Hi @Erik_L, I’m sorry to hear about the issues you’re facing with the Databricks scheduler. There could be several reasons for the scheduler failure at ~5:20 AM PT.
- If your cluster is running out of resources (CPU, memory), it might cause the scheduler to fail. Monitoring resource usage and scaling your cluster appropriately can help.
- Temporary network disruptions can affect the scheduler. Ensure that your network is stable and has low latency.
- Incorrect job configurations, such as timeout settings or dependencies, might lead to failures. Double-check your job configurations to ensure they are set correctly.
- Sometimes, the issue might be on Databricks’ end. Checking the Databricks status page for any ongoing incidents or maintenance can provide insights.

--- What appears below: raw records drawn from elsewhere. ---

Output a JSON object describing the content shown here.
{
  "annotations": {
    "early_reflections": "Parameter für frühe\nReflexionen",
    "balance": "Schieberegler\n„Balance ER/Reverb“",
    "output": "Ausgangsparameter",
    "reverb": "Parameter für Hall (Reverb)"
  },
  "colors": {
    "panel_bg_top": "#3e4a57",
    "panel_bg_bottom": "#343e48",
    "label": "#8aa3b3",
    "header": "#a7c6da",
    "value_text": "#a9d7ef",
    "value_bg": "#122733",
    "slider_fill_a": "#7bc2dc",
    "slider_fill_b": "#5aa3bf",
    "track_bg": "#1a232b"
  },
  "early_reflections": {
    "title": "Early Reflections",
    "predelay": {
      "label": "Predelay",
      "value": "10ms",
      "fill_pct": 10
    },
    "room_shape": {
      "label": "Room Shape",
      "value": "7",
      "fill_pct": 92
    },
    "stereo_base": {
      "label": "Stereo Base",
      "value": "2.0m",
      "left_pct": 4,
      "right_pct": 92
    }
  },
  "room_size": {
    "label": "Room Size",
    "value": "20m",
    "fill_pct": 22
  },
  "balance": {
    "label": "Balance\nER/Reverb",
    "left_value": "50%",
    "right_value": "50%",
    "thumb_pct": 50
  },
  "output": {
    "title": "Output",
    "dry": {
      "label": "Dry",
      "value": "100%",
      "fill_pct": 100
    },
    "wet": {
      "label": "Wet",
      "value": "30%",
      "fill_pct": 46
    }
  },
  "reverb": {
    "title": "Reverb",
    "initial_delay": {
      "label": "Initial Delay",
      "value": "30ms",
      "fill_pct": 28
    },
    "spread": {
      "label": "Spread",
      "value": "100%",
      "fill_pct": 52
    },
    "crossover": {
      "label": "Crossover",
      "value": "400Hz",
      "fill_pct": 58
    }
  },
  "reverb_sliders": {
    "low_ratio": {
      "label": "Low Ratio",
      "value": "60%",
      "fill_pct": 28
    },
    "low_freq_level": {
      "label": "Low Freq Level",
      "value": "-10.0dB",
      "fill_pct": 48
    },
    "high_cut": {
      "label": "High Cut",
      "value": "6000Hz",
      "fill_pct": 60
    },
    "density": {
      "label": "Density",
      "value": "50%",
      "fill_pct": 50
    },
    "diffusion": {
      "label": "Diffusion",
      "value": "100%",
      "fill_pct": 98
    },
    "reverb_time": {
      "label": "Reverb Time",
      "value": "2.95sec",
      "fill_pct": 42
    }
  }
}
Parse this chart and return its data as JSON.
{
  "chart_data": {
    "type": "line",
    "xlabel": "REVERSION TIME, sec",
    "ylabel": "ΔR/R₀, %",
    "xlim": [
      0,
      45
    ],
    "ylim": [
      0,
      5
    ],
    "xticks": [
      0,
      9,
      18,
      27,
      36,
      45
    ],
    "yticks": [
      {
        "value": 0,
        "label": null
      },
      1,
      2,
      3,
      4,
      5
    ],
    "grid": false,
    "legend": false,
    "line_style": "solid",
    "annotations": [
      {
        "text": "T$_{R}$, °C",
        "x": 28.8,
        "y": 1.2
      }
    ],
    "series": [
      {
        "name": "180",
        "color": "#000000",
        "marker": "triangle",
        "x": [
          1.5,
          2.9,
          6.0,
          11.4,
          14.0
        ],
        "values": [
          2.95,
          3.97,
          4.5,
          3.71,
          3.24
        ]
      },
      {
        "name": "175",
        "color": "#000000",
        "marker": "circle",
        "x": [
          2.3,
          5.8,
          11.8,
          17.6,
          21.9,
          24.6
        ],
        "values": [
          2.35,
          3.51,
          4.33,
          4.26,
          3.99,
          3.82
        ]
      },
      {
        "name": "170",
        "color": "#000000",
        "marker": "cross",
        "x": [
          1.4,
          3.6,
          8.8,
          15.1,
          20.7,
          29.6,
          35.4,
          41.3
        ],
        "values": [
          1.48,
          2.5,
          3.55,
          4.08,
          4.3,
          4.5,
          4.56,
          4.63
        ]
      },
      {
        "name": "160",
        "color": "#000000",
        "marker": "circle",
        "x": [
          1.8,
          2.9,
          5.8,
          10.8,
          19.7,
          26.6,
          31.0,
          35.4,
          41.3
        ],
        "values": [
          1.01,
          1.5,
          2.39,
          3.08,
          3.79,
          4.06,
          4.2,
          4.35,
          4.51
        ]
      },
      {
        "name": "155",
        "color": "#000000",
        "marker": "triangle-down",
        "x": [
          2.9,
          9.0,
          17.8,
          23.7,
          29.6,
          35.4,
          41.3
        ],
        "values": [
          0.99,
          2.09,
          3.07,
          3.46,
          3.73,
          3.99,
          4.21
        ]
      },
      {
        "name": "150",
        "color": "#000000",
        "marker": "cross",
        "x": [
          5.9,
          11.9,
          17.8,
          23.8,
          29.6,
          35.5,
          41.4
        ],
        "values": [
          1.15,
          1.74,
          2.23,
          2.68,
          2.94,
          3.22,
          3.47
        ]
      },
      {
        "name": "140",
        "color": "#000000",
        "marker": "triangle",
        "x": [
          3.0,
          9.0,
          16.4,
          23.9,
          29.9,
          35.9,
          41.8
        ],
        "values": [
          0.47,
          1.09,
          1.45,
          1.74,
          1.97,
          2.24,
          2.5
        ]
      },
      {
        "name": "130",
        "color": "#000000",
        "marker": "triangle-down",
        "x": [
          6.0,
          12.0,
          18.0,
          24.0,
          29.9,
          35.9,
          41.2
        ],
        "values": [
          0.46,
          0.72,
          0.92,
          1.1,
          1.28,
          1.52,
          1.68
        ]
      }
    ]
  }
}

- Reviewing the logs and error messages can provide specific details about why the scheduler failed. Look for any patterns or recurring errors.
If you continue to experience reliability issues, considering alternative platforms might be a prudent step. However, before making any decisions, it’s essential to thoroughly investigate and understand the root cause of the failures.
Is there any specific error message or log entry that you noticed that might help narrow down the issue?
Thanks for sharing the image. It looks like it contains a bar graph with data points over a timeline from July 17 to July 27. However, the text in the legend is too small to read clearly.
To better assist you, could you provide more details about the specific error message or log entry you encountered? This information will help in diagnosing the issue with the Databricks scheduler. Additionally, if there are any specific patterns or anomalies in the graph that you think might be related to the scheduler failure, please point them out.
Let’s work together to get to the bottom of this!